You can show that any \emph{nonzero} eigenvalue of $PKP$ is also an eigenvalue of $J$. It could be that $J$ is not diagonalisable, but this will happen only if there is a nonzero $v$ such that $Pv=v$ and $PKv=0$ yet $Kv\ne0$ ($v$ is the range of $P$ but $Kv$ is in the orthogonal complement of the range of $P$).
We will have equality in the second inequality if and only if the maximising $v$ (or \emph{a} such maximiser if there are many) is in the range of $P$. How far off we are depends on how close is the range of $P$ to a maximiser, and also on how close are the other eigenvalues of $K$ to the maximal one.

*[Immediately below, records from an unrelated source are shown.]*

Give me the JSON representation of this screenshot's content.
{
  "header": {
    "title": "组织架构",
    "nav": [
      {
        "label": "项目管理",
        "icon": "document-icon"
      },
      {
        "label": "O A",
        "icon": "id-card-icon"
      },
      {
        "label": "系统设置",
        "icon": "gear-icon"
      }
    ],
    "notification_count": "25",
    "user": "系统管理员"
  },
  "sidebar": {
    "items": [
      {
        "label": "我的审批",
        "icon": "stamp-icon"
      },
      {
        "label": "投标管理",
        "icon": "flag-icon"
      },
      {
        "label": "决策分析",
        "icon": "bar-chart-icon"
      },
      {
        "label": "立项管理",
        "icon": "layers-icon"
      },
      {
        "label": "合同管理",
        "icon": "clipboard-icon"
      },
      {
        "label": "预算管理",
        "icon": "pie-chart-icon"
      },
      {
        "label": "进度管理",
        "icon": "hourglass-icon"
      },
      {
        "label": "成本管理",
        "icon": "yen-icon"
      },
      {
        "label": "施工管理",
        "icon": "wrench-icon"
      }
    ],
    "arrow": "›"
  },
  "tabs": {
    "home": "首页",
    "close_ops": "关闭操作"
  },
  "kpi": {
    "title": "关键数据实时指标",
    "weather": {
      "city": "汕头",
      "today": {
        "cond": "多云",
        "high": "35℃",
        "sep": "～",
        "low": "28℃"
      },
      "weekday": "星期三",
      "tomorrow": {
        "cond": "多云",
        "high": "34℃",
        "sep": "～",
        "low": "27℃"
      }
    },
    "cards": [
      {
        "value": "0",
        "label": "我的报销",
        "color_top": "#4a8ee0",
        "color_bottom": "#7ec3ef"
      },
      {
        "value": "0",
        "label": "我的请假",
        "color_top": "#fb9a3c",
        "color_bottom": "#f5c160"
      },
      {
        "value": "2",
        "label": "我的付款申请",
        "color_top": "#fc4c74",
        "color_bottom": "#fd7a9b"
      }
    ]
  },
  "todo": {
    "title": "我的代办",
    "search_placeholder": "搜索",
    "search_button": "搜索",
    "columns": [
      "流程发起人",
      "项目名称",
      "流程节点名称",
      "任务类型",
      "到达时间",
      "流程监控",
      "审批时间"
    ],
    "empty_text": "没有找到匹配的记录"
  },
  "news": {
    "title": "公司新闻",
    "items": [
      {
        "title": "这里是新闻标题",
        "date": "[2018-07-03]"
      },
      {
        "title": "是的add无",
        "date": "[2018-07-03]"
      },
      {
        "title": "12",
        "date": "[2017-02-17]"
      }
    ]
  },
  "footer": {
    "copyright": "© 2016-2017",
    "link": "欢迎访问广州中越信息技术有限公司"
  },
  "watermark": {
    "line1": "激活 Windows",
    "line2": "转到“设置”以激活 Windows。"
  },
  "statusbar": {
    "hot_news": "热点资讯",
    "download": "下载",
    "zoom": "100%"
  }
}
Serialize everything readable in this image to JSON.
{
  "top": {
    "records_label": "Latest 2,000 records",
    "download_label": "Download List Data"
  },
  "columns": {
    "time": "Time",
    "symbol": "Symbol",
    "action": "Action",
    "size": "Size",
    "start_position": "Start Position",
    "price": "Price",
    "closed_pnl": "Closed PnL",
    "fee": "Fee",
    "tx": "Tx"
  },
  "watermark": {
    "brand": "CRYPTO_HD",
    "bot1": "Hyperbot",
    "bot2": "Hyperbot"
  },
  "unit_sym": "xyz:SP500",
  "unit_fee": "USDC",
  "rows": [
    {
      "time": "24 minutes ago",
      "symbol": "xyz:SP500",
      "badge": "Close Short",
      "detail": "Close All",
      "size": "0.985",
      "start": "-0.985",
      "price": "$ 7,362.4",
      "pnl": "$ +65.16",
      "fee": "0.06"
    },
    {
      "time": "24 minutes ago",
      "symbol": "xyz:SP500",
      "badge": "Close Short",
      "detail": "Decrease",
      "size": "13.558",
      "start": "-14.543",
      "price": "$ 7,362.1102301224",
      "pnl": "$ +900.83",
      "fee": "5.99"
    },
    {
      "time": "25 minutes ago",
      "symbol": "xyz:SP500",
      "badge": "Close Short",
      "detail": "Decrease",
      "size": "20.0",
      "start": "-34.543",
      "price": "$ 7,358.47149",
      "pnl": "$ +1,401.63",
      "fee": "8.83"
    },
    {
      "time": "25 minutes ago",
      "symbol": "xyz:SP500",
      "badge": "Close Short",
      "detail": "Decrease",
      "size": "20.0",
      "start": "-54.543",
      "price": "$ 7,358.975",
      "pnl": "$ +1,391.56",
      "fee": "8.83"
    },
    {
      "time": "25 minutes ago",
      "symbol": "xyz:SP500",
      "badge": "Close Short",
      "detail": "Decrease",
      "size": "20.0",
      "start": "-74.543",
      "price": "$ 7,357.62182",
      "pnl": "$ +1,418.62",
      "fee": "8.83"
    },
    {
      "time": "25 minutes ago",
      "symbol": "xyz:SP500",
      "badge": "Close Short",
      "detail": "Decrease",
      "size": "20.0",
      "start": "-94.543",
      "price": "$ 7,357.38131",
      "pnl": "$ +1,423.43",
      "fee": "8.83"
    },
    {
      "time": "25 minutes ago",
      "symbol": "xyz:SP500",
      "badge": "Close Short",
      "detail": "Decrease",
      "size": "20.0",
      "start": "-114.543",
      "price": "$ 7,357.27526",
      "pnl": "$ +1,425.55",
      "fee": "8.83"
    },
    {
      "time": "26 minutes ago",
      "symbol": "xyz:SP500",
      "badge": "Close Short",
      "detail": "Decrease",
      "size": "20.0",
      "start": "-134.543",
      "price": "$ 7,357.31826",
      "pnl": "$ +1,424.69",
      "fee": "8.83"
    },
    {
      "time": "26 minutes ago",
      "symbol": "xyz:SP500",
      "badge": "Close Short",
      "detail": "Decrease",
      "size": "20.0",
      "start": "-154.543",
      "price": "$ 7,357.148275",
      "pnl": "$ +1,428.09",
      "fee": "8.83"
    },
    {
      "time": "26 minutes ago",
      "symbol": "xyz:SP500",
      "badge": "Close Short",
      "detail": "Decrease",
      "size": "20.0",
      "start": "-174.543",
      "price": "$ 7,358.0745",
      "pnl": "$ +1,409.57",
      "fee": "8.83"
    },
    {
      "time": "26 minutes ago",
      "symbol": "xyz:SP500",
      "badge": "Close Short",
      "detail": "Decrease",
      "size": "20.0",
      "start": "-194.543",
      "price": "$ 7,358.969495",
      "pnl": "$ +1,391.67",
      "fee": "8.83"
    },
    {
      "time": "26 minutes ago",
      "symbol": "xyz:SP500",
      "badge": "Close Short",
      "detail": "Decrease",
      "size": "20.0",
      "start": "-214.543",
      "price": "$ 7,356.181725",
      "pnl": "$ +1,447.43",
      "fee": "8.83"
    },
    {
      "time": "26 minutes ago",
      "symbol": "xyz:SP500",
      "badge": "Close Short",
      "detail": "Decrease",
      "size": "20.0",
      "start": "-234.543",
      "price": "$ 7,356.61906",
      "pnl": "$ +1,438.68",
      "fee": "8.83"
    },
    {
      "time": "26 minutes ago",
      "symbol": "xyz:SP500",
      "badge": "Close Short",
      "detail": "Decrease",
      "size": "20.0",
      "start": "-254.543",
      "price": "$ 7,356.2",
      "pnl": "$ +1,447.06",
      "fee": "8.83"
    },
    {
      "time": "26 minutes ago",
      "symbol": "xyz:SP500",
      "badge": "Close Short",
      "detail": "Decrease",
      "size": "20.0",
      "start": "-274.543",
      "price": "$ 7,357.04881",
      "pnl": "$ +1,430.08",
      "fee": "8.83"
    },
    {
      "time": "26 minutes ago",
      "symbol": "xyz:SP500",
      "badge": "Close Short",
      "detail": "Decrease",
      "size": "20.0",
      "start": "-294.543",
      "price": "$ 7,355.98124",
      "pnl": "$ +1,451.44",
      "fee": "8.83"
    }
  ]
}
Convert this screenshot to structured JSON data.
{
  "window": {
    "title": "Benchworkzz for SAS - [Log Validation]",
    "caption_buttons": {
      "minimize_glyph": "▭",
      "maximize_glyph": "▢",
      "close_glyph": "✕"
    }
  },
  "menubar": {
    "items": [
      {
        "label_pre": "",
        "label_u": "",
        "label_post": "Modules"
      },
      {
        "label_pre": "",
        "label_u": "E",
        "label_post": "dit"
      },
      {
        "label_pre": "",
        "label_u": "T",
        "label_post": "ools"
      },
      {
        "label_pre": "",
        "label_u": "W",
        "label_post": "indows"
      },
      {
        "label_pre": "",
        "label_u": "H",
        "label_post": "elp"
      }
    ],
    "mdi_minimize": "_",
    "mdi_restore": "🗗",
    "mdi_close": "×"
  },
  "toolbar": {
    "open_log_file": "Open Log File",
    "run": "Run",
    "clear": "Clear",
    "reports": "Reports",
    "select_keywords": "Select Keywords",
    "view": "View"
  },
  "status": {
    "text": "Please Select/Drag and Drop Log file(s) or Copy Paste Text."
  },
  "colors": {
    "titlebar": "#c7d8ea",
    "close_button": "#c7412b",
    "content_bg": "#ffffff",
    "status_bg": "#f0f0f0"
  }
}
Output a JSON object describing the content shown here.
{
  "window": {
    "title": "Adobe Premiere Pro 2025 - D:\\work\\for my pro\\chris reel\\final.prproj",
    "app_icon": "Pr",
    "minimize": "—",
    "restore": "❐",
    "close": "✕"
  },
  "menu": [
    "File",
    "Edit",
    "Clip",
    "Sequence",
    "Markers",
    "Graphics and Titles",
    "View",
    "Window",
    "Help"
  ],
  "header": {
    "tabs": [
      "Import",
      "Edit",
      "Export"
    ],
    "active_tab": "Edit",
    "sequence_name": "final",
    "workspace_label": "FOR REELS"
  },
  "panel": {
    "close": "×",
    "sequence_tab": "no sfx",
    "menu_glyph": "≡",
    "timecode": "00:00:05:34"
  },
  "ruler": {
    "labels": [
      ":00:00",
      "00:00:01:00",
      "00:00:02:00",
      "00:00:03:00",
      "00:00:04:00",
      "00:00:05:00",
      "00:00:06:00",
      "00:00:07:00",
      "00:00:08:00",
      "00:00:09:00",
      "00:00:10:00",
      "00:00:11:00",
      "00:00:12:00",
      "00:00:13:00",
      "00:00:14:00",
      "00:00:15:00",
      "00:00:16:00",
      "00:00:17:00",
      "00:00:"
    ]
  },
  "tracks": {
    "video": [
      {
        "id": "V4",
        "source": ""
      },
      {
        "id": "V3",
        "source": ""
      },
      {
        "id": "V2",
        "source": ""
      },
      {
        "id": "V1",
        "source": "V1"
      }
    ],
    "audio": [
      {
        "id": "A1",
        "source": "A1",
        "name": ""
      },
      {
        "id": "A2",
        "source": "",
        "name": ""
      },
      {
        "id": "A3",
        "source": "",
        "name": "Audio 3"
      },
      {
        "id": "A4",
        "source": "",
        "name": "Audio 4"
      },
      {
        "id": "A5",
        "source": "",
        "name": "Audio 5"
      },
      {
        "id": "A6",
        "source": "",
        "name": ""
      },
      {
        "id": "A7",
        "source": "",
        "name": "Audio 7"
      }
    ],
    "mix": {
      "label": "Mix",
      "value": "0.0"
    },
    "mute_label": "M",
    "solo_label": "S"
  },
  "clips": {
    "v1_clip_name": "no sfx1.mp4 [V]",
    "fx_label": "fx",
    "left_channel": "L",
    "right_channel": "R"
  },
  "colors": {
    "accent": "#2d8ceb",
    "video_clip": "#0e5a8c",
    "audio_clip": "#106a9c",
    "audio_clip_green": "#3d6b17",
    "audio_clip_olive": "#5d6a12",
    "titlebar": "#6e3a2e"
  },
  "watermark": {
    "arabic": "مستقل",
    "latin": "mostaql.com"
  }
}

If $\sigma_{\max}(K)<0$, then taking $P=0$ shows that $\sigma_{\max}(J)$ can be larger than $\sigma_{\max}(K)$. But the same idea shows that $\sigma_{\min}(J)\ge \sigma_{\min}(K)$ if the latter is not positive.
So:
$K$ negative definite ---> $\sigma_{\max}(J)\le0$, and it will be zero unless $P$ is the identity.
$K$ not negative definite ---> $0\le\sigma_{\max}(J) \le \sigma_{\max}(K)$. Note that it doesn't mean that $K$ is nonnegative definite, all it means is that it has at least one nonnegative eigenvalue.
There analogous inequalities for $\sigma_{\min}$ also hold.